With the rise of the internet and the ability to google your symptoms many have been turning to self diagnosis but what really is it and why is important?
We’ve all heard about doctor google and how you probably shouldn’t just google symptoms as more often than not the internet will tell you that you are clearly dying of the plague, but why is it such a hot topic in the chronic illness community?
Self diagnosis is when a patient uses research to find information on a condition that best fits the symptoms they are experiencing. Often this happens because the patient either doesn’t have access to healthcare or they do but either due to discrimination or fear they are unable to seek professional care.
Well healthcare is the same. Someone’s financial status could mean they can’t pay for better doctors. They might live in a really poor area that doesn’t have a lot of health care funding or it might be down to personal biases the doctor treating them. This can include racism, transphobia, fat phobia and so much more.
To take racism as an example, we know that black people are given substantially less pain relief than their white counterparts. In fact one study examining pain management among patients with metastatic or recurrent cancer found that only 35% of racial minority patients received the appropriate prescriptions—as established by the World Health Organization guidelines—compared with 50% of nonminority patients.
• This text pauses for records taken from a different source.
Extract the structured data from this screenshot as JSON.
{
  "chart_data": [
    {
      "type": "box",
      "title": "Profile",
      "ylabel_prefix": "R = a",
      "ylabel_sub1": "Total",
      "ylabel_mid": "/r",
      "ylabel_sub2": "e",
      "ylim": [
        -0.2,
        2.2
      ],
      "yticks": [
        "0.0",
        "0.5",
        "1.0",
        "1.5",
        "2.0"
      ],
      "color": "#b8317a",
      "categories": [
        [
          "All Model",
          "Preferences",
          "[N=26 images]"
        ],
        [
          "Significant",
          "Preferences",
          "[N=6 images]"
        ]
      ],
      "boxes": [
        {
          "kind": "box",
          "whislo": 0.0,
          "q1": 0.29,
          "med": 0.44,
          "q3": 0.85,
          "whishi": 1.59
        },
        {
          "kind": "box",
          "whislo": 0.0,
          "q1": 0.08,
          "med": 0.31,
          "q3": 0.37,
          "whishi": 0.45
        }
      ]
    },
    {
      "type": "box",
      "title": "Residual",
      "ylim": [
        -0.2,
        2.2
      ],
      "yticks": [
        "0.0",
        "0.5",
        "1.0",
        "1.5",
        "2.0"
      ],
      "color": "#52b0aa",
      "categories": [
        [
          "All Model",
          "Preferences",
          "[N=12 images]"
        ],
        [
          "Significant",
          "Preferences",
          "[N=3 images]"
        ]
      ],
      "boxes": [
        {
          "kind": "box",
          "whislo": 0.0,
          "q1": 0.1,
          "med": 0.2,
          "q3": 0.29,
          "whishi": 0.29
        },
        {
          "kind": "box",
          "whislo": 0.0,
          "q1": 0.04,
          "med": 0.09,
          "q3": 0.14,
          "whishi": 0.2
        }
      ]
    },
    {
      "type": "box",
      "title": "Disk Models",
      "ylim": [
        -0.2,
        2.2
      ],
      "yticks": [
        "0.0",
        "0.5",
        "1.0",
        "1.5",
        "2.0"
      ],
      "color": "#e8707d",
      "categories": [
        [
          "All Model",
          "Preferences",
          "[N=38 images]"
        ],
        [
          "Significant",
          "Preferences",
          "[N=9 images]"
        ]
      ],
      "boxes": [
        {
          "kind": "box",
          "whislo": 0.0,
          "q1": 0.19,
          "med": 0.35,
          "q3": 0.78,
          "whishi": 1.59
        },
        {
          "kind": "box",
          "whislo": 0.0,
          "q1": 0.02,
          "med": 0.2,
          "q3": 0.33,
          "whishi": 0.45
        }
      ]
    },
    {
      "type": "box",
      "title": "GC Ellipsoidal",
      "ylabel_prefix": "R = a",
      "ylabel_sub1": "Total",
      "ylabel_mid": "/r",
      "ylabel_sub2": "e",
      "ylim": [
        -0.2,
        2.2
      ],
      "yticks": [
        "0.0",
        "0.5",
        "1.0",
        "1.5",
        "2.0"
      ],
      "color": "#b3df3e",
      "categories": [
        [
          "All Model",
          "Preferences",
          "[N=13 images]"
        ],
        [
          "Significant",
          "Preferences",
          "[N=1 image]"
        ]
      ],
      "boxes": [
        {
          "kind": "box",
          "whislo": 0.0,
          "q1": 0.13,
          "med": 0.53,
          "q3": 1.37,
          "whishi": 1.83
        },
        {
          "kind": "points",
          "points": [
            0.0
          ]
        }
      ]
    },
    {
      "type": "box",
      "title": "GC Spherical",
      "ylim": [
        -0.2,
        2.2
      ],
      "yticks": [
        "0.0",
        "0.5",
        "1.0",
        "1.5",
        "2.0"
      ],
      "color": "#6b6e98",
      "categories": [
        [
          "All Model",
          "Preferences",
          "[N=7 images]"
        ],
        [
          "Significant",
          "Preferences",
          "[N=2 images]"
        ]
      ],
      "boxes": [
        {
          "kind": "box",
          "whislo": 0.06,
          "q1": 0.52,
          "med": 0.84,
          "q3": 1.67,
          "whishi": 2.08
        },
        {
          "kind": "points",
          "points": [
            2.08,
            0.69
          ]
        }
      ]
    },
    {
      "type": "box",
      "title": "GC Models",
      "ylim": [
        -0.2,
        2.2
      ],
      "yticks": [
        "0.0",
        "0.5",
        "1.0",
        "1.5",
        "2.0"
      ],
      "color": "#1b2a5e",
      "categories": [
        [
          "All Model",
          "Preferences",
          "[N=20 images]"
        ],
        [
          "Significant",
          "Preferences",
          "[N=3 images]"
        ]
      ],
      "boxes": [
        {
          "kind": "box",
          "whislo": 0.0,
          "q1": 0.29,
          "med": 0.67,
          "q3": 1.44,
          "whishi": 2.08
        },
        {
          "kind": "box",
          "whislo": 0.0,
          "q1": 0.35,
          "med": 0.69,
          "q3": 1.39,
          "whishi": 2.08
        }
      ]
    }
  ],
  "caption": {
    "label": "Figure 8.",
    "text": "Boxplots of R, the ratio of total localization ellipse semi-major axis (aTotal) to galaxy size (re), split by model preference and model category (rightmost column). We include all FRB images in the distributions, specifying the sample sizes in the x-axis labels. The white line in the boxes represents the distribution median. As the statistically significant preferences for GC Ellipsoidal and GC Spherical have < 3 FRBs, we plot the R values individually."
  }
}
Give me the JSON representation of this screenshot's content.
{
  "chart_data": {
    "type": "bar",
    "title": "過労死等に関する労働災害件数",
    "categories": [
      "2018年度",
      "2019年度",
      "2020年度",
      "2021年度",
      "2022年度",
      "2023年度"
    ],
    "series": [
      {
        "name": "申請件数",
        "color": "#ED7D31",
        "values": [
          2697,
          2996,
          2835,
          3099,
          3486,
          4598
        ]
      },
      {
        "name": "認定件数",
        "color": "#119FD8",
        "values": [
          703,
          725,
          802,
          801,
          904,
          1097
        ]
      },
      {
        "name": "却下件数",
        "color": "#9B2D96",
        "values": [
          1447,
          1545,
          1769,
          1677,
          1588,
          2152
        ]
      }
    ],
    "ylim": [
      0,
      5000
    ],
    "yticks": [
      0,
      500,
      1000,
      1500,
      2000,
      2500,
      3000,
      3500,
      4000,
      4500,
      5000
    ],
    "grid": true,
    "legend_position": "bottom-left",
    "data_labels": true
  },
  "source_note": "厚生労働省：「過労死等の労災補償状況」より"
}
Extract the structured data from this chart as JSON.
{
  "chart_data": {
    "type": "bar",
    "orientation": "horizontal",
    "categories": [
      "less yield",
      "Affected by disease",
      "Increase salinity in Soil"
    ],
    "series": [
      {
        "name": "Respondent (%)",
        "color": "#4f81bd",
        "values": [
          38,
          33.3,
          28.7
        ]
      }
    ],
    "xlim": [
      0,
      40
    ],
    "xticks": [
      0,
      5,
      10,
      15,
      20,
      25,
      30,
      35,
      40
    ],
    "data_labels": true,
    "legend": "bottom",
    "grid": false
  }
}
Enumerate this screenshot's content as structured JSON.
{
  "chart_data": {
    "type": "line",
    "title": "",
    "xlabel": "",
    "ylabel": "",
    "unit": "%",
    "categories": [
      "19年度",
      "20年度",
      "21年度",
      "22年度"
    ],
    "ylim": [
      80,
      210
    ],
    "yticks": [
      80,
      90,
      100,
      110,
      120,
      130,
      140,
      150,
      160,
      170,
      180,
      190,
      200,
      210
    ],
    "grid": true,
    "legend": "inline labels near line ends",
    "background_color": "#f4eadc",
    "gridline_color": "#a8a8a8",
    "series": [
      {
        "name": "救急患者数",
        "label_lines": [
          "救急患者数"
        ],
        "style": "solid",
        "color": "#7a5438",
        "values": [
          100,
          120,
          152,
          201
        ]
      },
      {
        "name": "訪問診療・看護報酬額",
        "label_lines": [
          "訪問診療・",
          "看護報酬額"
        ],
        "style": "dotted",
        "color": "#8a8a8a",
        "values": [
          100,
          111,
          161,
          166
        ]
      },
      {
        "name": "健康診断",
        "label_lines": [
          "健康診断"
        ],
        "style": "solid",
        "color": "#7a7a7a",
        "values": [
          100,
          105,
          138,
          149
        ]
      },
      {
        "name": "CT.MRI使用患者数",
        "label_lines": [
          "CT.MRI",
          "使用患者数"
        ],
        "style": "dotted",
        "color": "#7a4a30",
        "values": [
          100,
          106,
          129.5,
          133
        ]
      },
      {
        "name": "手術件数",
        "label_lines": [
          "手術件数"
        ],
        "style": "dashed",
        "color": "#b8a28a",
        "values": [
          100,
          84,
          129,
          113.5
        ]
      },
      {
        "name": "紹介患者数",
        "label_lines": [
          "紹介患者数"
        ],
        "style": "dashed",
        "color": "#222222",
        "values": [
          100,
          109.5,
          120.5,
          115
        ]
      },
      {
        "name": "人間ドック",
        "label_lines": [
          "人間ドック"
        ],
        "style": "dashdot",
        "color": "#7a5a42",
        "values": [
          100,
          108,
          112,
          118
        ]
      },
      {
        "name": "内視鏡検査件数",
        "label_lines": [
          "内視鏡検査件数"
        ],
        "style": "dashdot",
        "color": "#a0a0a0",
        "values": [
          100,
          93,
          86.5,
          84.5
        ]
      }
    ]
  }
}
Then look at healthcare for transgender or non binary people. Their biggest barrier to care is actually the fact that very physicians are comfortable with understanding how their treatments may be affected by hormone therapy. There simply isn’t enough education or research done on this and most of the understanding of this barrier has come from transgender and non binary people self reporting the issue. i.e. transgender and non binary people have said to governing bodies ‘this is bull because no one understands the care we need’ and that’s all the research we have.
That is truly mind blowing but also incredibly common across the board. Basically if you are from a minority and seeking healthcare you a substantially less likely to actually receive the correct diagnosis or even treatment and the more minority groups you are a part of i.e. if you are a black transgender person it only gets even more complicated.
So now we know a bit more about the barriers to health care that people can face, let’s look at why the chronic illness community has an issue with self diagnosing.
Now we’ve talked about the kinds of barriers that patients face when getting a diagnosis or even accessing healthcare, let’s look at why some people in the chronic illness community get so worked up by this idea.
*cough cough* chronic illness fakers reddit *cough* (if you haven’t heard of this cesspit of a forum then don’t look it up. They spend their lives trying to out fakers and instead just abuse other spoonies.)
So some people in our community are very loud about the fact they don’t believe in self diagnosis and instead insist anyone who does use it are attention seekers or hypochondriac’s. And let’s be real about this, yes it is definitely better to be diagnosed by a professional. They are able to guide your treatment so much better and also prescribe medicines where necessary. But saying people can ONLY be diagnosed this way is ignoring the privilege that some people hold. As we spoke about above, health does not happen in a vacuum and there are many things that can be barriers to someone accessing healthcare.
Self diagnosis, can lead to proper treatment for people. It can also enable them to seek out professionals who specialise in the area so that they are able to get a full diagnosis. It can also help them suggest areas for their medical team to investigate. In short it can help you advocate for yourself when your medical team aren’t listening.
To condemn self diagnosis on the basis that a select few might abuse it, is one of the largest issues we have in this community. We cannot on one hand talk about the length it takes chronically ill people to get diagnosed (5-10 years) and on the other condemn people for looking for answers. Especially when we are condemning them without even factoring in the very real and difficult barriers to healthcare.
Until there is a shift in the way we treat people who are marginalized by the system we must accept self diagnosis is not only valid but necessary.